Some 700 representatives adopted a draft constitution on July 12 that envisaged a bicameral legislature and the dissolution of the congress. The Supreme Soviet, the standing legislature, immediately rejected the draft and declared that the Congress of People's Deputies was the supreme lawmaking body and hence would decide on the new constitution. Because the new constitution would dissolve the congress, there was little likelihood that it would vote itself into oblivion. The convention ultimately approved a compromise draft constitution in July 1993, incorporating some aspects of the parliament's draft.

The parliament was active in July, while the president was on vacation, and passed a raft of decrees that revised economic policy in order to "end the division of society." It also launched investigations of key advisers of the president, accusing them of corruption. The president returned in August and declared that he would deploy all means, including circumventing the constitution, to achieve new parliamentary elections.

Yeltsin's suspension of parliament

The president launched his offensive on September 1 when he attempted to suspend key adversary Aleksandr Rutskoy as vice president. Rutskoi, elected on the same ticket as Yeltsin in 1991, was the president's automatic successor. A presidential spokesman said that he had been suspended because of "accusations of corruption." On September 3, the Supreme Soviet rejected Yeltsin's suspension of Rutskoi and referred the question to the Constitutional Court.

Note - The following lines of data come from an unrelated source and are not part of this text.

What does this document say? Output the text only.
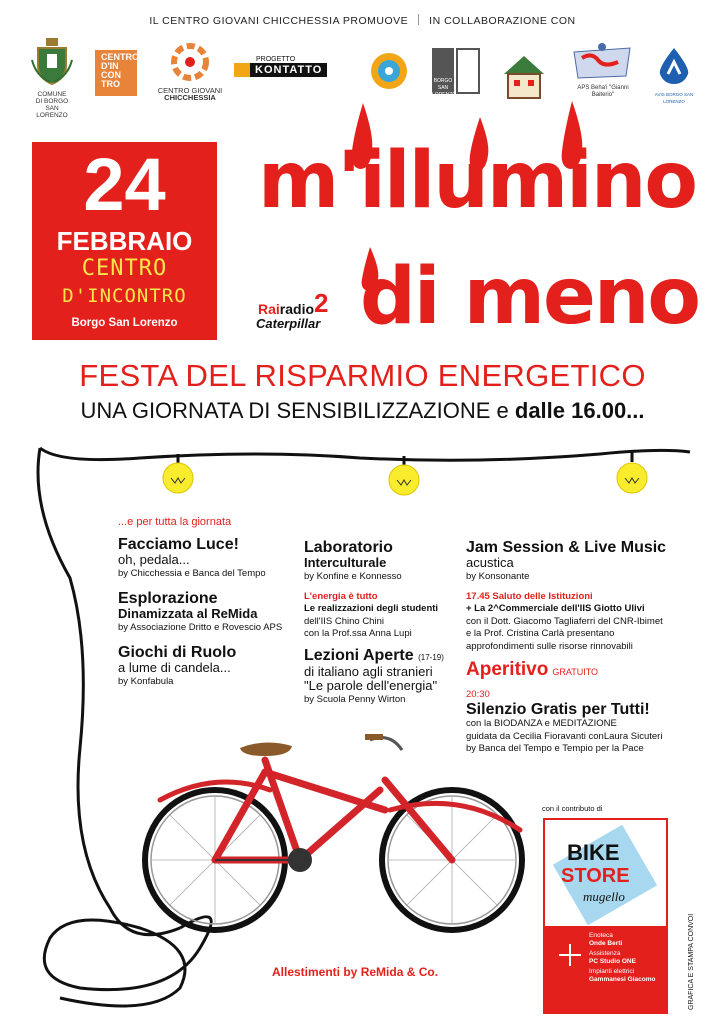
IL CENTRO GIOVANI CHICCHESSIA PROMUOVE IN COLLABORAZIONE CON
COMUNE
DI BORGO
SAN LORENZO
CENTRO
D'IN
CON
TRO
CENTRO GIOVANI
CHICCHESSIA
PROGETTO
KONTATTO
BORGO SAN LORENZO
APS Beha'i "Gianni Baiterio"	AVIS BORGO SAN LORENZO
24
FEBBRAIO
CENTRO
D'INCONTRO
Borgo San Lorenzo
m'illumino
di meno
Rai radio 2
Caterpillar
FESTA DEL RISPARMIO ENERGETICO
UNA GIORNATA DI SENSIBILIZZAZIONE e dalle 16.00...
...e per tutta la giornata
Facciamo Luce!
oh, pedala...
by Chicchessia e Banca del Tempo
Esplorazione
Dinamizzata al ReMida
by Associazione Dritto e Rovescio APS
Giochi di Ruolo
a lume di candela...
by Konfabula
Laboratorio
Interculturale
by Konfine e Konnesso
L'energia è tutto
Le realizzazioni degli studenti
dell'IIS Chino Chini
con la Prof.ssa Anna Lupi
Lezioni Aperte (17-19)
di italiano agli stranieri
"Le parole dell'energia"
by Scuola Penny Wirton
Jam Session & Live Music
acustica
by Konsonante
17.45 Saluto delle Istituzioni
+ La 2^Commerciale dell'IIS Giotto Ulivi
con il Dott. Giacomo Tagliaferri del CNR-Ibimet
e la Prof. Cristina Carlà presentano
approfondimenti sulle risorse rinnovabili
Aperitivo GRATUITO
20:30
Silenzio Gratis per Tutti!
con la BIODANZA e MEDITAZIONE
guidata da Cecilia Fioravanti conLaura Sicuteri
by Banca del Tempo e Tempio per la Pace
Allestimenti by ReMida & Co.
con il contributo di
BIKE
STORE
mugello
Enoteca
Onde Berti
Assistenza
PC Studio ONE
Impianti elettrici
Gammanesi Giacomo	GRAFICA E STAMPA CONVOI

Two weeks later he declared that he would agree to call early presidential elections provided that the parliament also called elections. The parliament ignored him. On September 18, Yeltsin then named neoliberal Yegor Gaidar, who had been forced out of office by parliamentary opposition in 1992, a deputy prime minister and a deputy premier for economic affairs. This appointment was unacceptable to the Supreme Soviet, which emphatically rejected it.

In late September 1993, Yeltsin responded to the impasse in legislative-executive relations by repeating his announcement of a constitutional referendum, but this time he followed the announcement by dissolving the parliament and announcing new legislative elections for December. On September 21, 1993, Yeltsin decreed parliament dissolved and announced parliamentary elections for December. He also scrapped the constitution, replacing it with another that gave him near-monarchic executive powers. (According to the new plan, the lower house would have 450 deputies and be called the State Duma, the name of the Russian legislature before the 1917 Bolshevik Revolution. The Federation Council, which would bring together representatives from the 89 subdivisions of the Russian Federation, would play the role of an upper house.)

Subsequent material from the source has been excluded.